The Patient (“P”) is a 97 year old women who as recently as 10th January 2015 moved to live in a residential home that specializes in dementia care.
P has 2 daughters JD, who is 61 years and a retired GP, and GB who is 58 years and is a radiographer. The two daughters do not get on and detest each other.
On 25th September 2007 P executed an EPA appointing both daughters jointly to be her attorneys for all her property and affairs. Both JD and GB executed Part C respectively with JD executing hers in the presence of a friend on 30th September 2007, the last day it was possible to create an EPA, as on 1st October 2007 the Mental Capacity Act 2005 (the Act’) came into force replacing the EPA with lasting power of attorneys (‘LPA’).
At a later date JD downloaded the new page 2 and changed the attorneys from jointly to ‘joint and several’.
In 2013 JD applied to the OPG to have the EPA registered. On 6th September 2013 GB phoned the OPG to enquire about the process and found out that JD had changed the EPA from joint, to joint and several. GB made representations to the OPG; nevertheless the EPA was registered on 9th September 2013.
The OPGs concerns were:
- The disagreements between JD and GB regarding the circumstances of the execution of the EPA;
- It was difficult to believe JD with her professionalism could misunderstand the plain language of the EPA and did not contact a solicitor or the OPG before signing.
- As the document was incorrectly amended after execution the deed presented to the OPG was not the same deed as P created and has no legal effect and cannot be rescued.
JD stated that she had realised that the EPA had been completed wrongly and that due to her difficult relationship with GB she did not discuss this but hoped that she would come to the same conclusion.
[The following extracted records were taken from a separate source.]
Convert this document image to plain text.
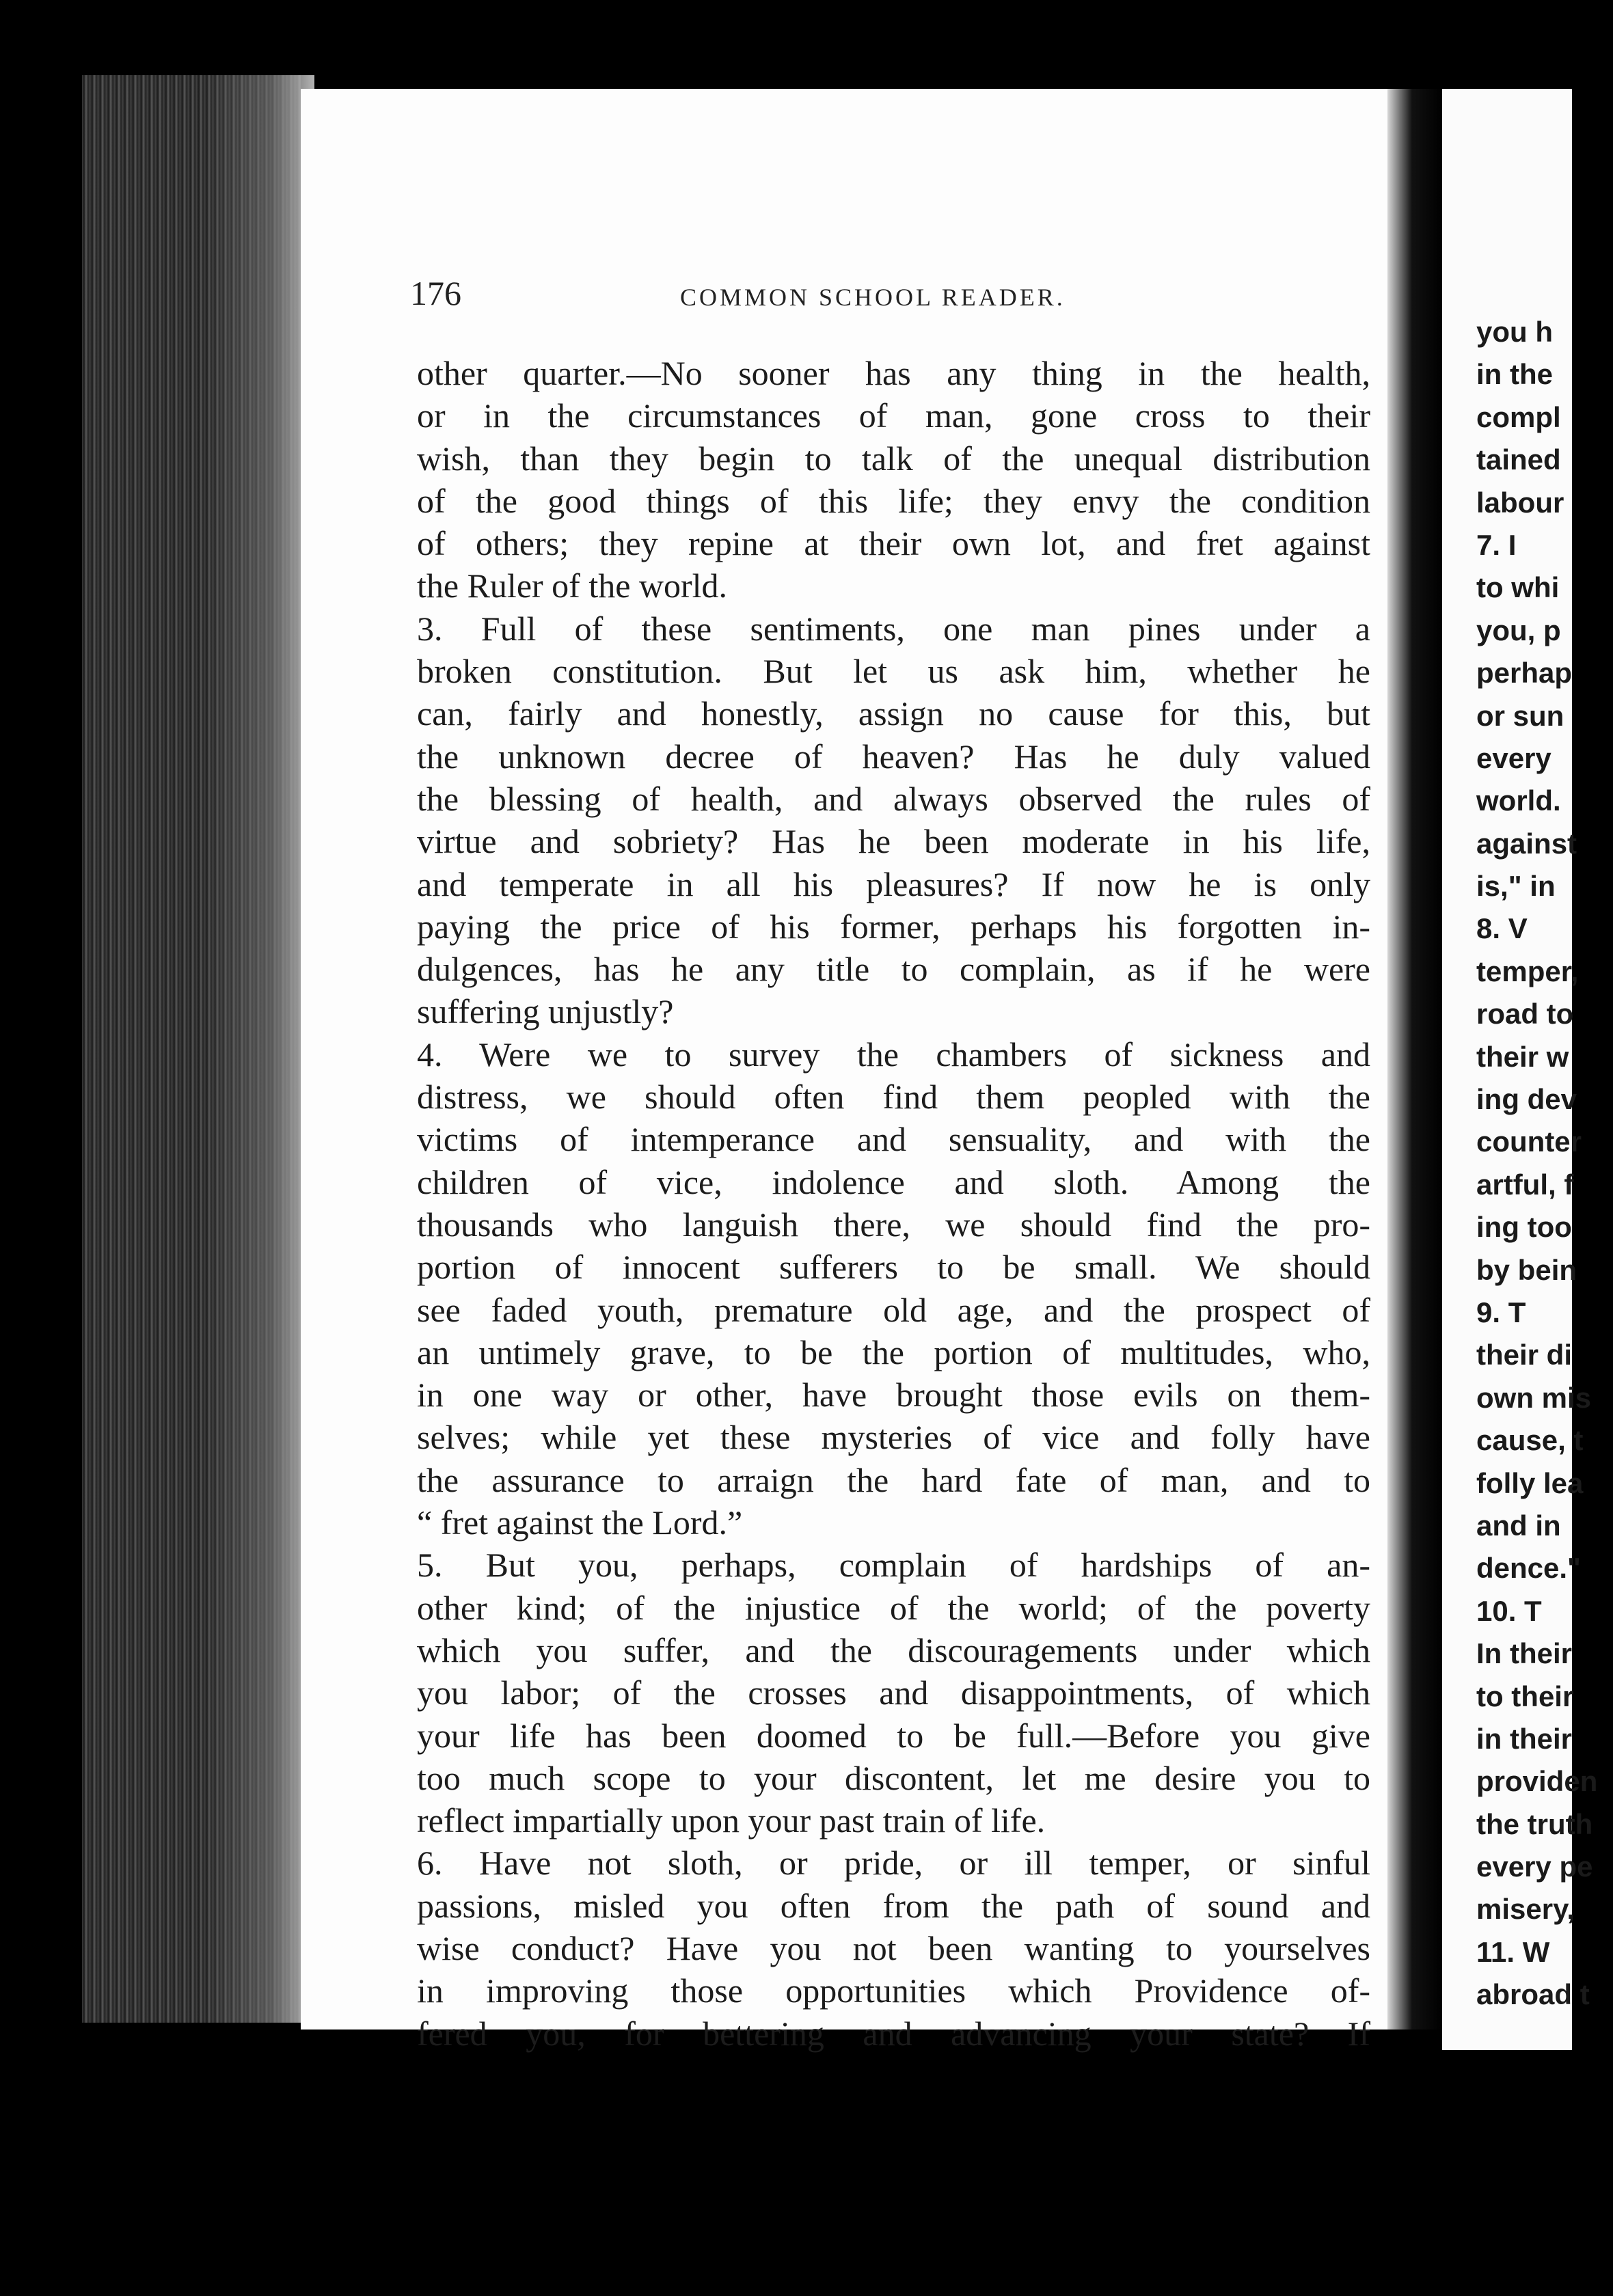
176	COMMON SCHOOL READER.
other quarter.—No sooner has any thing in the health,
or in the circumstances of man, gone cross to their
wish, than they begin to talk of the unequal distribution
of the good things of this life; they envy the condition
of others; they repine at their own lot, and fret against
the Ruler of the world.
3. Full of these sentiments, one man pines under a
broken constitution. But let us ask him, whether he
can, fairly and honestly, assign no cause for this, but
the unknown decree of heaven? Has he duly valued
the blessing of health, and always observed the rules of
virtue and sobriety? Has he been moderate in his life,
and temperate in all his pleasures? If now he is only
paying the price of his former, perhaps his forgotten in-
dulgences, has he any title to complain, as if he were
suffering unjustly?
4. Were we to survey the chambers of sickness and
distress, we should often find them peopled with the
victims of intemperance and sensuality, and with the
children of vice, indolence and sloth. Among the
thousands who languish there, we should find the pro-
portion of innocent sufferers to be small. We should
see faded youth, premature old age, and the prospect of
an untimely grave, to be the portion of multitudes, who,
in one way or other, have brought those evils on them-
selves; while yet these mysteries of vice and folly have
the assurance to arraign the hard fate of man, and to
“ fret against the Lord.”
5. But you, perhaps, complain of hardships of an-
other kind; of the injustice of the world; of the poverty
which you suffer, and the discouragements under which
you labor; of the crosses and disappointments, of which
your life has been doomed to be full.—Before you give
too much scope to your discontent, let me desire you to
reflect impartially upon your past train of life.
6. Have not sloth, or pride, or ill temper, or sinful
passions, misled you often from the path of sound and
wise conduct? Have you not been wanting to yourselves
in improving those opportunities which Providence of-
fered you, for bettering and advancing your state? If
you h
in the
compl
tained
labour
7. I
to whi
you, p
perhap
or sun
every
world.
against
is," in
8. V
temper,
road to
their w
ing dev
counter
artful, f
ing too
by bein
9. T
their di
own mis
cause, t
folly lea
and in
dence."
10. T
In their
to their
in their
providen
the truth
every pe
misery,
11. W
abroad t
JD stated that she did discuss it with P, along with P’s sister Norma Ball, who is now deceased.
The court referred to Paragraph 4(7) of Schedule 4 to the Act which states:
“A person who, in an application for registration, makes a statement which he knows to be false in a material particular is guilty of an offence and is liable-
(a) on summary conviction, to imprisonment for a term not exceeding 12 months or to a fine not exceeding the statutory maximum or both;
(b) on conviction on indictment, to imprisonment for a term not exceeding 2 years or a fine or both.”
The court also referred to section 16(4) of Schedule 4 of the Act:
"The court must direct the Public Guardian to cancel the registration of an instrument registered under paragraph 13 in any of the following circumstances:
(g) on being satisfied that, having regard to all the circumstances and in particular the attorney’s relationship to or connection with the donor, the attorney is unsuitable to be the donor’s attorney.”
The court referred to the several previous cases which found that hostility would not render the attorney unsuitable if it did not impact on the proper administration P’s affairs or challenge the integrity or competence of the attorney (see: Re W (Power of Attorney)  2 FLR 1163, upheld in the Court of Appeal in Re W (Enduring Power of Attorney)  2 WLR 957; Re E (Enduring Powers of Attorney)  3 WLR 1974; and in Re F  3 ALL ER 277)
The court found that JD knew that when she completed the form (EP2PG) which she altered saying that the attorneys had been appointed to act jointly and severally she knew that the statement was false.
The court determined that any attorney who dishonestly attempts to undermine the registration procedure by making false statements is unsuitable to be the P’s attorney.
The court found that due to the acrimony between both sisters it was unsuitable for either of them to be suitable as attorney or deputy for P’s property and affairs.
The court revoked the EPA and directed the OPG to cancel the registration. It appointed a panel deputy as it was essential having regard to all the circumstances of the case.
The court discussed the reasons why criminal sanctions where included in the legislation concerning EPA (Enduring Powers of attorney Act 1985) to prevent the acts of dishonesty by the unregistered attorney to undermine the registration procedure. The Court of Protection does not have a criminal jurisdiction as such, and decisions to prosecute attorneys who provide false information lies with the Crown Prosecution Service, although doubted a prosecution in this case was really necessary in the public interest and would probably cause P distress, which would definitely not be in her best interests.
As P had a house to sell and decisions needed to be made the court concluded that the hostility between the sisters would result in either one of them wilfully frustrating any actions or decisions taken and nothing would be achieved.
This case demonstrates the absolute need for honesty and integrity on behalf of attorneys. It is essential that notwithstanding acrimonious relations within a family it is essential to lodge documents that are not knowingly false, and communicate if you are to be an attorney, otherwise there is a possibility of a criminal conviction.